A Indiferença só prolifera onde falta a Diferença


Pedro e o Lobo

“ – A minha ambição não é pessoal – dizia-me [Francisco Sá Carneiro] em Berlim e foi-mo repetindo nos anos que se seguiram. – A minha ambição é estética. Quero chegar, democraticamente, ao poder para que as coisas funcionem com harmonia, para que acabem as aberrações e as originalidades à portuguesa. Acredito numa sociedade portuguesa moderna, livre, europeia, capaz de se transformar a si própria, através de reformas sucessivas que não se limitem aos aspetos políticos, mas abranjam também o plano económico e social.”
In Francisco Pinto Balsemão, A Conversa de Berlim e o Estudo que Está por Fazer, Editorial da Revista Progresso Social e Democracia, nº 3, Vol.

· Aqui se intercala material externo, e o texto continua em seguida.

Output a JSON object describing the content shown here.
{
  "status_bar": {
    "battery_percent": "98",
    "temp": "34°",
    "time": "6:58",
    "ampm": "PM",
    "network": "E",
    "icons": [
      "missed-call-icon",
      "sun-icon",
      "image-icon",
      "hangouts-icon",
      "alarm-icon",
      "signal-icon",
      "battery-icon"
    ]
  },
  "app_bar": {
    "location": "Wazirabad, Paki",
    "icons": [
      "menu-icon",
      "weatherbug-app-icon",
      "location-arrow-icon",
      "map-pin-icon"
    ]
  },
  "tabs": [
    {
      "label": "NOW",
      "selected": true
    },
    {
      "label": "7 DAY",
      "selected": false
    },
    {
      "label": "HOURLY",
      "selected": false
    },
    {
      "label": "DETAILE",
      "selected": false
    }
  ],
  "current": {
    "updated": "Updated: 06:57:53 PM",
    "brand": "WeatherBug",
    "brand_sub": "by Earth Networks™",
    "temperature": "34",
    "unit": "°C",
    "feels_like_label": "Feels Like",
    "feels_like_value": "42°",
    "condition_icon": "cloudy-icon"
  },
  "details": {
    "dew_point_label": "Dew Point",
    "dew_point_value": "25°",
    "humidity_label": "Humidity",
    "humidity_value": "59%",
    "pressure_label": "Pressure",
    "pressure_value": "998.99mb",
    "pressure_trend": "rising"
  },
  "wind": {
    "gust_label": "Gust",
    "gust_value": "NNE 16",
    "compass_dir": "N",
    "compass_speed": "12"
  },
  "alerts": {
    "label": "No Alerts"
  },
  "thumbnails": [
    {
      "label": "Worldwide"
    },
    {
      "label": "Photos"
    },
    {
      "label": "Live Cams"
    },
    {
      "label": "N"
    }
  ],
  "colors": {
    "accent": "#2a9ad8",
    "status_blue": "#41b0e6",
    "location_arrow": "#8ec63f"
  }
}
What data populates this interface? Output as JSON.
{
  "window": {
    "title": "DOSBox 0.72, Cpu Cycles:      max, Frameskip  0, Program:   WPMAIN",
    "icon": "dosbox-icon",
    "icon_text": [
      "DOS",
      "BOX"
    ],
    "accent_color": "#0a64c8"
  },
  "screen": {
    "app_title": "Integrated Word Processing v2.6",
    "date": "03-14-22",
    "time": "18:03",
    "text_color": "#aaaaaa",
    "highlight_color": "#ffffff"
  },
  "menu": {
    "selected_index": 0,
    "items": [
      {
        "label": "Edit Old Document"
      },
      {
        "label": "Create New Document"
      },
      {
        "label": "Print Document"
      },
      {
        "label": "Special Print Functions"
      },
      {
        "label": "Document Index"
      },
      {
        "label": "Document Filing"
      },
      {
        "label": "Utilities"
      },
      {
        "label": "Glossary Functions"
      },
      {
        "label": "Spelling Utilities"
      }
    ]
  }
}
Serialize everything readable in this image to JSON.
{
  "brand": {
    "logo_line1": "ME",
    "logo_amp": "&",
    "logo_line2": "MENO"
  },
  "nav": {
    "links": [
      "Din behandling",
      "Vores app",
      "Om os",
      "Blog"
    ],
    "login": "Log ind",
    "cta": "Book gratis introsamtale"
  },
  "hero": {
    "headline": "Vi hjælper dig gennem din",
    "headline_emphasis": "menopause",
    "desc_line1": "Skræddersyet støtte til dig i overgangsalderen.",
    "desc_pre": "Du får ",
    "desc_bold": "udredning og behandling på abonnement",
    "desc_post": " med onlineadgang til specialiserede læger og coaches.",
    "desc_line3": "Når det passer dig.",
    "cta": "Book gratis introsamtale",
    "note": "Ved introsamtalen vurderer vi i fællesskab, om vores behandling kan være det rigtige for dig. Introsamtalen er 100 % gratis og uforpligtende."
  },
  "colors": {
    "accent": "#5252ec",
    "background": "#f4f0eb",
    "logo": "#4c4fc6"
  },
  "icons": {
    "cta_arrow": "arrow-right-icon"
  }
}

II, Junho de 1984.

A história é bastante antiga. Tão velha, mas tanto, que a maior parte das pessoas já lhe conhece a moral de nascença, algo que lhe vem por via genética. Está-lhes no sangue, e por herança. Portanto, repetir que as ações de cosmética político-sistemática já não pegam, tornou-se numa espécie de cliché.
E o recado das agências internacionais de mercado que foi dado a Portugal não poderia ter sido mais claro do que foi: a dívida soberana portuguesa é, simples e inequivocamente, LIXO. Ora, se a Europa conhece Portugal melhor que as agências de rating, como se depreende do “discurso” de Durão Barroso, quando diz que nós – e esse nós deve ser o majestático para BCE, FMI e Comissão Europeia… – “conhecemos melhor Portugal do que as agências internacionais”, então não restam dúvidas que o melindre é totalmente injustificado. O mercado não se deixa enganar, nem mesmo quando prefere demonstrar que engoliu a fava na boa e sem qualquer ressaibo. O mercado, e o algodão!
Presentemente tem que se ir mais longe fazendo melhor, porque a época é diferente das que anteriormente vivemos, a conjuntura e as circunstâncias são outras, a Sociedade é diferente – e a função do Estado também. Já lá vai o tempo em que as interrogações de José Luís Aranguren eram, além de pertinentes, uma incompreendida ousadia. Porquanto hoje ninguém desconhece que se a “historiografia do século XIX foi a dos Estados nacionais, e a do século XX a dos internacionalismos, então a historiografia do século XXI é a historiografia do supranacional”. Num país ou num partido político, numa região ou num qualquer organismo público, num órgão de soberania como numa instituição, o direito de existir implica a obrigação de agir e atuar. O direito à diferença obriga a ser diferente, e isso só se nota quando se alteram significativamente as condições e os recursos.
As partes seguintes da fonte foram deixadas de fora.